A Husband's Guide to : Pride

So the wife and I were leaving an organic grocery store this weekend I thought she was being a little snippy inside the store so I decided to tell her so...

Yeah, you can guess how that ended.

So the wife and I are driving in tense silence back home from the organic grocery store when the radio started playing Ace of Base's "The Sign."  In that moment I realized two things :

1.)  I should have taken a second to really decide if I genuinely thought the wife was being snippy and if I still thought she was, I might have needed to address a better strategy for telling her so.
2.)  It is really hard to stay angry when Ace of Base is playing

This of course got me to thinking about Pride.  We all have pride, it come out in the work we do, the way we treat people, and the live we lead.  But Pride is one of those things that is good and bad...

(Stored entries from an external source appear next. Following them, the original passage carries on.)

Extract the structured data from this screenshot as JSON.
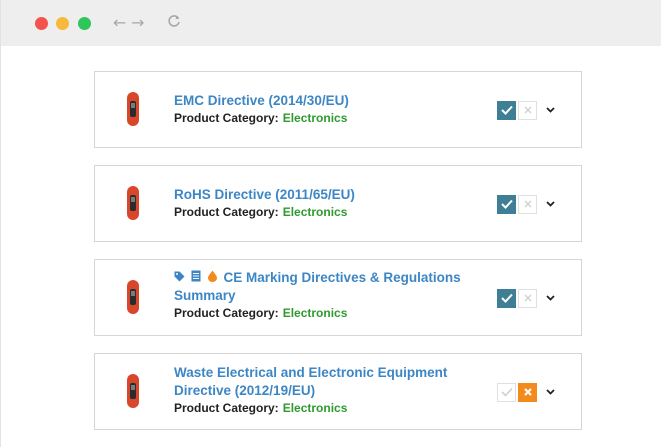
{
  "browser": {
    "controls": {
      "back": "←",
      "forward": "→",
      "reload": "C"
    }
  },
  "category_label": "Product Category:",
  "items": [
    {
      "title": "EMC Directive (2014/30/EU)",
      "category": "Electronics",
      "check_active": true,
      "x_active": false
    },
    {
      "title": "RoHS Directive (2011/65/EU)",
      "category": "Electronics",
      "check_active": true,
      "x_active": false
    },
    {
      "title": "CE Marking Directives & Regulations Summary",
      "category": "Electronics",
      "check_active": true,
      "x_active": false,
      "icons": [
        "tag-icon",
        "document-icon",
        "drop-icon"
      ]
    },
    {
      "title": "Waste Electrical and Electronic Equipment Directive (2012/19/EU)",
      "category": "Electronics",
      "check_active": false,
      "x_active": true
    }
  ],
  "colors": {
    "title_link": "#3d86c6",
    "category": "#2f9a2f",
    "check_active": "#3f7f96",
    "x_active": "#f28b1d",
    "thumb": "#d9472b"
  }
}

TheHusBlog Definition Pause : The Good and Bad of Pride

  • Good : Pride in a job well done -- As we do good work we take pride in our accomplishments, could be a project at work, a do it yourself project at home, or even success in a video game (that totally counts).
  • Bad : Treat me with respect -- We all have our pride hurt when someone doesn't treat us the way we want to be treated.  However because we are such subjective creatures it can be hard to really take yourself to an objective mindset to really see if you were mistreated.  Often our pride can conjure invisible slights that cause our chests to puff up for battle over our pride.
  • Good : Pride in our loved ones -- Seeing a spouse, family member, or friend succeed can cause such a swell of pride.  Often we are more proud of the person than they are them self.
  • Bad : Ego -- "Pride cometh before the fall"  We have to be careful to not be too egocentric or too boost-full. It is important to always add a large portion of humility to our endeavors lest we come way too close to the edge of our own conceit.
Pride is good and bad, much like many things in life.  It is important to take a time out from ourselves to really understand what is going on in our relationships.  Remember that the vast majority of problems you perceive are what are often called "First world problems."  Most issues resolve quickly and won't deserve a second thought in day or two.  So in order to help me out with my pride (by far one of my most used sins) I have created a little mantra for myself:

Is this really going to matter in an hour
Is my life really that bad
Am I really so perfect as to be right
Did I remember to turn on the alarm when you left the house

That last bit seems to creep into my thoughts all the time anyway.

So before you get ready to have your feelings hurt in some slight, take a moment, take a deep breath, and decide is something really wrong or is it just pride.